Font Size:  

The burn reached her skin. She didn’t pull away. Maybe she deserved to be punched straight through, a red-hot hole in her chest.

“Answer me!” Rangi screamed. “Answer me, you—you—”

Kyoshi closed her eyes, squeezing out tears, and readied herself for the blow.

It never came. Rangi stepped back, aghast, hands covering her mouth, realizing what she was doing, and then barreled past Kyoshi out the door.

The room swayed back and forth, threatening to force Kyoshi down on all fours. Yun stood up, navigating the thrashing floor with ease. He came closer, his lips parting slightly. She thought he was going to whisper something reassuring in her ear.

And then he sidestepped her. Slid right by, with a layer of empty space between them as impenetrable as steel.

She had one more stop to make.

Kelsang was waiting for her, propped up to a sitting position in his bed. There was a half-eaten bowl of seaweed soup on his bedside table, a remedy for blood loss. His skin was paler than the bandages swaddling his torso. Even the blue of his arrows seemed faded.

“We woke you up.” Kyoshi was surprised at how hard her voice was. She should have been relieved to pieces that he wasn’t dead, and instead she was on the verge of snarling at him. “You need to be resting.”

“I’m sorry,” he said. “I had to tell them.”

“Did you?”

“What I said about Yun having the greater chance of being the Avatar isn’t true anymore. Not after what you accomplished on the iceberg.” Kelsang ran his hand over his shaved head, feeling for the ghost of his hair. “You were asleep for three days, Kyoshi. I thought your spirit had left your body. There was no more pretending.”

Something delicate inside her snapped at hearing “pretend.” The people closest to her were suddenly calling the years they’d spent together fake, imaginary. A made-up prelude to a different, more important reality.

“You mean you couldn’t wait any longer to make your move,” she said, unable to control her bile. “You wanted to teach an Avatar who depended on you more than Jianzhu, and you lost your chance with Yun. That’s what I am to you. A do-over.”

Kelsang looked away. He leaned back against his pillow.

“The time when any of us could have what we wanted passed years ago,” he said.

DESPERATE MEASURES

If she needed evidence things were different now, the food was enough.

On days when Kyoshi had time to eat breakfast, she usually helped herself to a bowl of jook from the communal pot bubbling away in the kitchen, garnished with whatever dried-out scraps from the upstairs tables Auntie Mui deemed fit to save from the previous night. Today, another servant surprised her outside her door and led her to one of the dining halls reserved for guests.

The room she sat in by herself was so big and empty that drinking her tea made an echo. The grand zitan table held such an array of boiled, salted, and fried delicacies that she thought the place setting for one had to be a mistake.

It was not. Without knowing which of the children under his roof was the Avatar, Jianzhu seemed to have decreed that Kyoshi was to be fed like a noble until he figured it out. She tried to accommodate his generosity, but a small bite of each artfully arranged dish was all she could manage with her rice. Including, she noted with chagrin, the spicy pickled kelp she’d carried to the house herself, now nestled in a lacquered saucer.

Her waiter checked back in. “Is Mistress finished?” she asked with a bowed head.

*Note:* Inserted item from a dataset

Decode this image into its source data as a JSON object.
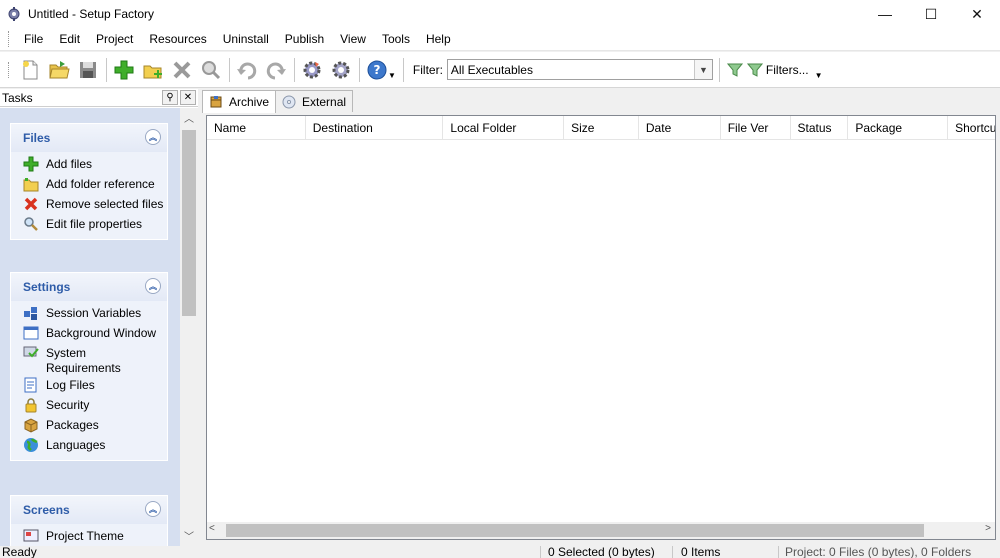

“Rin, I went to your birthday party,” Kyoshi said. “I chipped in for that comb you’re wearing.”

The girl shrugged. “You’re not to show up for work anymore. Master Jianzhu wants you by the training grounds in an hour.”

“But what am I supposed to do until then?”

“Whatever Mistress wishes.”

Kyoshi staggered out of the dining room like she’d taken a blow to the head. Leisure? What kind of animal was that?

She didn’t want anyone to see her up and about the house. Oh, there’s Kyoshi, taking in the flowers. There she goes now, pondering the new calligraphy from the Air Temple. The prospect of being on display horrified her. In lieu of a better option, she ran to the small library where she’d spoken to Kelsang and latched the door behind her. She hid there, alone with her dread, until the appointed time came.

Kyoshi was as unfamiliar with the flat stone expanse of the training ground as she would have been with the caldera of a Fire Nation volcano. Her duties never brought her here. Jianzhu waited in the middle of the courtyard for her, a scarecrow monitoring a field.

“Don’t bother with that anymore,” he said when she bowed deeply like a servant. “Come with me.”